La commission spéciale sur l’ingérence étrangère (ING2) du Parlement européen s’est penchée, jeudi 4 mai, sur les 425 amendements au projet de rapport visant à renforcer l’intégrité du Parlement européen (EUROPE 13153/21). Des suggestions qui vont dans le sens du texte de Vladimír Bilčík (PPE, slovaque) et Nathalie Loiseau (Renew Europe, française), souhaitant surtout renforcer la transparence des relations du PE avec des représentants étrangers ainsi que la « culture de sécurité » au sein de l’institution.
Un texte politique
Alors que le rapport sera voté en commission du Parlement en juin et en plénière du PE en juillet, les rapporteurs espèrent pouvoir entamer certaines des réformes proposées avant les élections de 2024.

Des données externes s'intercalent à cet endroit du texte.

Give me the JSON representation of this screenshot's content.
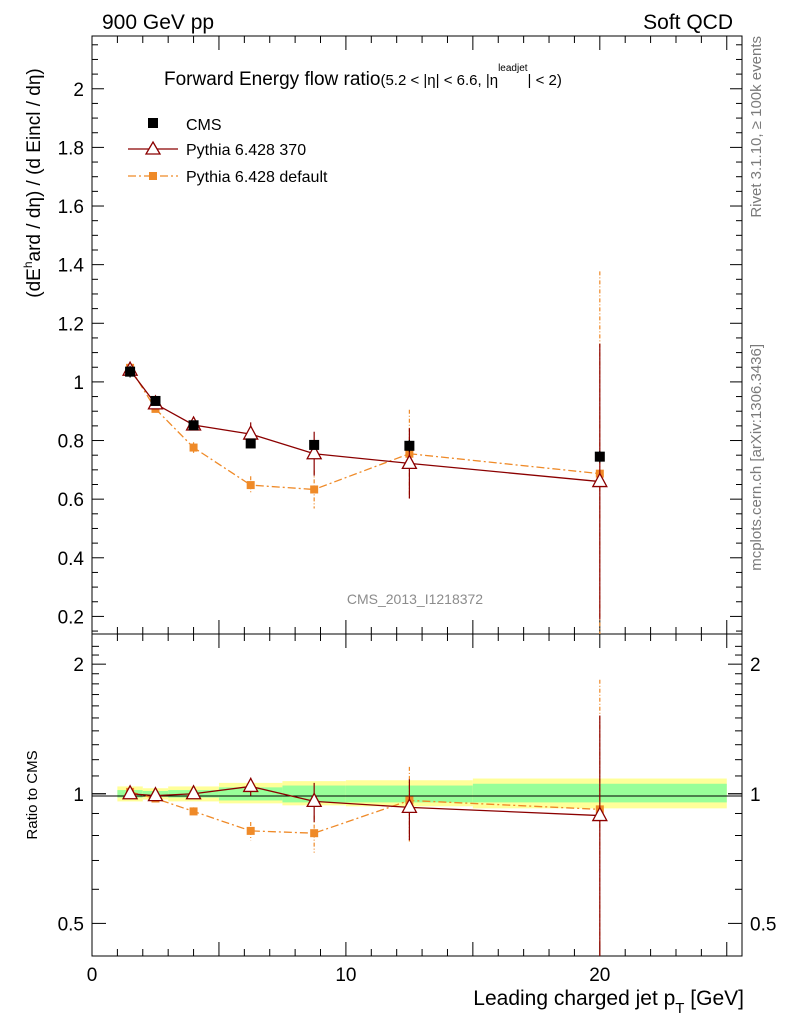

En effet, si le texte s’inscrit dans le sillage du ‘Qatargate’, il a surtout une vocation politique. « Nous ne sommes pas là pour enquêter sur un cas particulier, mais pour apporter une réponse politique à moyen et long terme à un ensemble d'événements », a rappelé M. Bilčík. Il a donc appelé à soutenir un texte ambitieux qui complète les propositions de la présidente, Roberta Metsola (EUROPE 13164/26), et soit susceptible de rassembler une vaste majorité.
De divergences
Certains points font toutefois encore l’objet de discussions. Heidi Hautala (Verts/ALE, finlandaise) et Clare Daly (La Gauche, irlandaise) ont ainsi déploré une méfiance trop importante envers les ONG, plaidant pour que tous les représentants d’intérêts soient soumis aux mêmes exigences de transparence.
Beata Szydło (CRE, polonaise), quant à elle, a estimé que le fait d’empêcher des eurodéputés d’exprimer leurs propres opinions lors d’une mission à l’étranger contrevient à leur liberté de mandat. Les rapporteurs, pour leur part, ont défendu la nécessité de distinguer un chef de délégation, qui s’engage à défendre les positions du PE, et d’autres membres.
Enfin, alors que les positions sur la possibilité d’avoir un emploi secondaire pendant un mandat divergent, Mme Loiseau a admis que, si cela contribue à la richesse du Parlement, il faut renforcer les règles de transparence et de déclaration d’absence de conflit d’intérêts.